Flint, A. (1991). State Library of Victoria, Great Book Sale, 7-8 September 1991. H92.458/9 ; H92.458/10

Everything changed for all libraries (and the world) with the advent of the World Wide Web. In 1997 we launched our first website and the catalogue became available outside the Library.

Our first website circa 1997-1999 with complex instructions for remote catalogue access!

Now our Library subscribes to a vast range of information databases of newspapers, journals, documents, music and video. These are available anywhere to any Victorian registered with the Library. We also have 80 guides helping you to get to the best sources of information for your research across many topics.

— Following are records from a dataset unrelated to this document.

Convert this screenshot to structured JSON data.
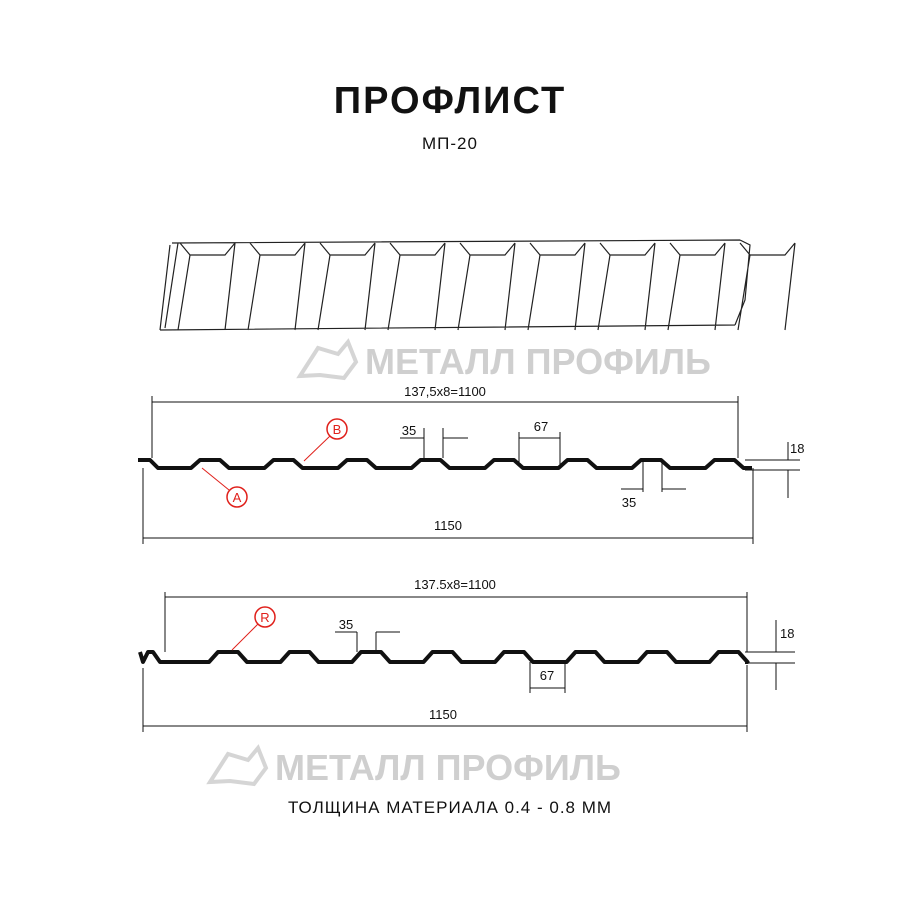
{
  "title": "ПРОФЛИСТ",
  "subtitle": "МП-20",
  "watermark": "МЕТАЛЛ ПРОФИЛЬ",
  "profile_a": {
    "pitch_label": "137,5x8=1100",
    "width_label": "1150",
    "crest_label": "35",
    "crest_label_2": "35",
    "trough_label": "67",
    "height_label": "18",
    "markers": [
      "A",
      "B"
    ]
  },
  "profile_b": {
    "pitch_label": "137.5x8=1100",
    "width_label": "1150",
    "crest_label": "35",
    "trough_label": "67",
    "height_label": "18",
    "markers": [
      "R"
    ]
  },
  "footer": "ТОЛЩИНА МАТЕРИАЛА 0.4 - 0.8 ММ",
  "colors": {
    "line": "#111111",
    "marker": "#e0201b",
    "watermark": "#cfcfcf"
  }
}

We have an online research service provided by our librarians, available anywhere, anytime. Many of the books we have purchased over the last decade are available as ebooks.

Our Library also has a very active digitising program, providing online access to many of our rare and fragile items for everyone. This includes print items and vast collections of images.

Ultimately the measures of any research library are resources of great depth, breadth and substance, available as widely as possible, and supported by expert advice, giving access to information, knowledge and culture. It is something the Library has always aimed to provide. We continue to pursue that aim now, in ways unimaginable in 1856.


  1. On lending libraries Redmond Barry Barry, R. (1877). Two papers read by Sir Redmond Barry, at the Conference of Librarians, held at The London Institution, October, 1877. London: G. Norman and Son, Printers. p. 13
  2. ibid p. 11
  3. Lending branch at the Public Library’, 24 April 1883, p. 6
  4. Dark Thoughts in the Library Meanjin June 1960 pp. 221-222

This article has 4 comments

  1. A Travelling Library book box from the State Library fetched up in Moe or nearby when the service ceased in 1965, abandoned by head office, and is now residing with a Mechanics’ Library book collection at the Old Gippstown Museum at Moe. I feel sure I took a photo of it, but it cannot be found, unfortunately.

  2. I well remember the old lending library in what is now the Mr Tulk Café. When I came from Sydney to live and work in Dandenong in the 1960s, the town, as it then was, had no public library. I couldn’t believe it, having frequented municipal libraries in Sydney from a child. Despite its small size and limited collection, the old lending library off Lonsdale Street was an oasis of knowledge in the cultural desert of Melbourne’s outer suburbs in the 1960s and 70s..

  3. A fascinating history.Thank you

  4. I remember as a teenager in Ballarat going to the railway station on a regular basis to pick up my box of books sent up by the Lending Library, reading avidly, and then going back to the station to return them together with my next order. What a fantastic service for a family that couldn’t afford to buy books.